Formamos homens livres! Não pensem que há qualquer catarrento que adentrou em nosso meio e ficou de corpo mole, comendo biscoito amanteigado e filosofando o amargo e doce gosto do café quente. Aquele que por nossas florestas chega, homem sai. Homem feito, de opinião e ideologia forte. Não há que se encontrar qualquer lenhador nesse mundo de nosso senhor com as mãos moles, o fôlego pelo fim, de sorriso bobo na cara. Se passou pelos confins do Oregon, amigo não-lenhador, com certeza terás de frente contigo um poço de integridade, de palavras duras, mas corretas, de punhos firmes, cabeça erguida, de sono fácil.
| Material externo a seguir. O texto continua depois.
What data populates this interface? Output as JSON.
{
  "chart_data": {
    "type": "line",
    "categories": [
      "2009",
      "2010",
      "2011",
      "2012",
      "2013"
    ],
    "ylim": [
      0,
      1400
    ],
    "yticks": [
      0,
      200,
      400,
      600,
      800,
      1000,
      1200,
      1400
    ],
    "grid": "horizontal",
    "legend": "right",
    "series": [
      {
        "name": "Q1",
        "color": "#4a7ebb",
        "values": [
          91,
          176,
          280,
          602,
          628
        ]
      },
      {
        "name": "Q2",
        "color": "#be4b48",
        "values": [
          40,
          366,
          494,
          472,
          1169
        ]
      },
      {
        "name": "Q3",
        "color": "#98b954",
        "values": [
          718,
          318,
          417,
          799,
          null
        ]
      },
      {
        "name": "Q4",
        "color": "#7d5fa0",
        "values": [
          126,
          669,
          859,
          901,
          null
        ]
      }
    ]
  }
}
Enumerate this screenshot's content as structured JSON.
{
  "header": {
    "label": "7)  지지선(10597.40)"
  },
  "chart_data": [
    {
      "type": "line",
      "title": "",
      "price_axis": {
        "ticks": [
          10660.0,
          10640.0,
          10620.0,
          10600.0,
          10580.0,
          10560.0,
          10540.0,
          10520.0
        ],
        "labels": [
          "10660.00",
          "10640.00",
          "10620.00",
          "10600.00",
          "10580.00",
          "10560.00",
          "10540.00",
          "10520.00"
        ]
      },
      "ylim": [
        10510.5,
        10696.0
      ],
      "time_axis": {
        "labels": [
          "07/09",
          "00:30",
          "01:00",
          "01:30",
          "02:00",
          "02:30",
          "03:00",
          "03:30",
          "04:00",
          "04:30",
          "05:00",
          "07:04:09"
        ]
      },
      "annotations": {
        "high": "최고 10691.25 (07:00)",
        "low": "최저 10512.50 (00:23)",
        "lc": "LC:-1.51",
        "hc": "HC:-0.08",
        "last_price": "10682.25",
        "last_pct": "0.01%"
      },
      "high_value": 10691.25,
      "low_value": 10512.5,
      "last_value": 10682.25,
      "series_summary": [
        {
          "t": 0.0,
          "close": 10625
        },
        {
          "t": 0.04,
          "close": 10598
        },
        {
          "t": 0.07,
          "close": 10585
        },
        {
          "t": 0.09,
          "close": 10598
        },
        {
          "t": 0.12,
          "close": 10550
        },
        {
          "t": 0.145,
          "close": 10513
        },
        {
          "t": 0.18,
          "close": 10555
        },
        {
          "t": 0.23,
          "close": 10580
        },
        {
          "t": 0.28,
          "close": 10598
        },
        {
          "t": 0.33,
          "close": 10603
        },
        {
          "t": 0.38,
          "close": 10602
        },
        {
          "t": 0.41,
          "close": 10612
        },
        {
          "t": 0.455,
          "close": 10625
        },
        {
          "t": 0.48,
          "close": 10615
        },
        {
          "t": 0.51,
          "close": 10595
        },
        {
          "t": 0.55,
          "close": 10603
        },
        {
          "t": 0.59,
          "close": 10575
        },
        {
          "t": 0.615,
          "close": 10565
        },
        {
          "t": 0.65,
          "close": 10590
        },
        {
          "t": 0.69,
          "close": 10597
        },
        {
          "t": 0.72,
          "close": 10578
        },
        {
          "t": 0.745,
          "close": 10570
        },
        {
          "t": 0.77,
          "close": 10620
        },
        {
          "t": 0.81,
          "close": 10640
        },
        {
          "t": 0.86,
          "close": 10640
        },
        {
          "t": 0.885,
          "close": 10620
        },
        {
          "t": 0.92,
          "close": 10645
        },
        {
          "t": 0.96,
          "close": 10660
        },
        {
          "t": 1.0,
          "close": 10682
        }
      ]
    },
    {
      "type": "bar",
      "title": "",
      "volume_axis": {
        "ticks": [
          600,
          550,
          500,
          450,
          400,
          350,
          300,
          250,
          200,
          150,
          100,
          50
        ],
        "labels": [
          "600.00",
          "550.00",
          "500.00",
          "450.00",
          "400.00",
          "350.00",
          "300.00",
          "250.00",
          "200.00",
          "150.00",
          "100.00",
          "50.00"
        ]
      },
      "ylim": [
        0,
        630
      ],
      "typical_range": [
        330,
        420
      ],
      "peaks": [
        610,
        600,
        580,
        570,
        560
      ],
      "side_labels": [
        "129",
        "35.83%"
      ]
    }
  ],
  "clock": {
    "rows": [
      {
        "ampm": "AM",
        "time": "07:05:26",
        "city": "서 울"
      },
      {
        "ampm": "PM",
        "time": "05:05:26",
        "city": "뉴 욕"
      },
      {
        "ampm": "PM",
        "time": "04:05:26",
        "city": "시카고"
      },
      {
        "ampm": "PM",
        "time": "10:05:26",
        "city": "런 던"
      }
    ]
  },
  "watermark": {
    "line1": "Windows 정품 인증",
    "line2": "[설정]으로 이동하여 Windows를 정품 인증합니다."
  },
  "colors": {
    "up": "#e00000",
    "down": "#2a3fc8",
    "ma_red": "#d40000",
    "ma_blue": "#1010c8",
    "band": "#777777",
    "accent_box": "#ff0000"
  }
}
Não há, entre nós, lenhadores, preocupação que nos deixe acordados. O que há de ser feito por nós, feito será.

Claro que não somos feitos apenas de brutalidade, de força compressa. Contemplamos o nosso redor, somos bucólicos. Conhecemos cada palco de chão e cada copa no alto. Contamos as estrelas, damos passagem pros pequenos animais. Transformamos madeira em arte, subimos em montanhas só para aprendermos a ser imóveis, não somos adequados, erramos pra valer, forjamos novos líderes compartilhando a nossa liderança, somos eternos amantes e queremos experimentar mais e mais jeitos de fazer uma mulher sorrir, se soltar e se abrir. Não há nessa vida arquétipos que não fazemos parte.

Ei-nos aqui, uma mistura perfeita de agressividade latente e sensibilidade sem igual. Forjamos as colunas que sustentam os quatro pilares do universo com o que alguns chamam de karma, mas que teimamos em chamar de responsabilidade.

Um brinde a todos os lenhadores.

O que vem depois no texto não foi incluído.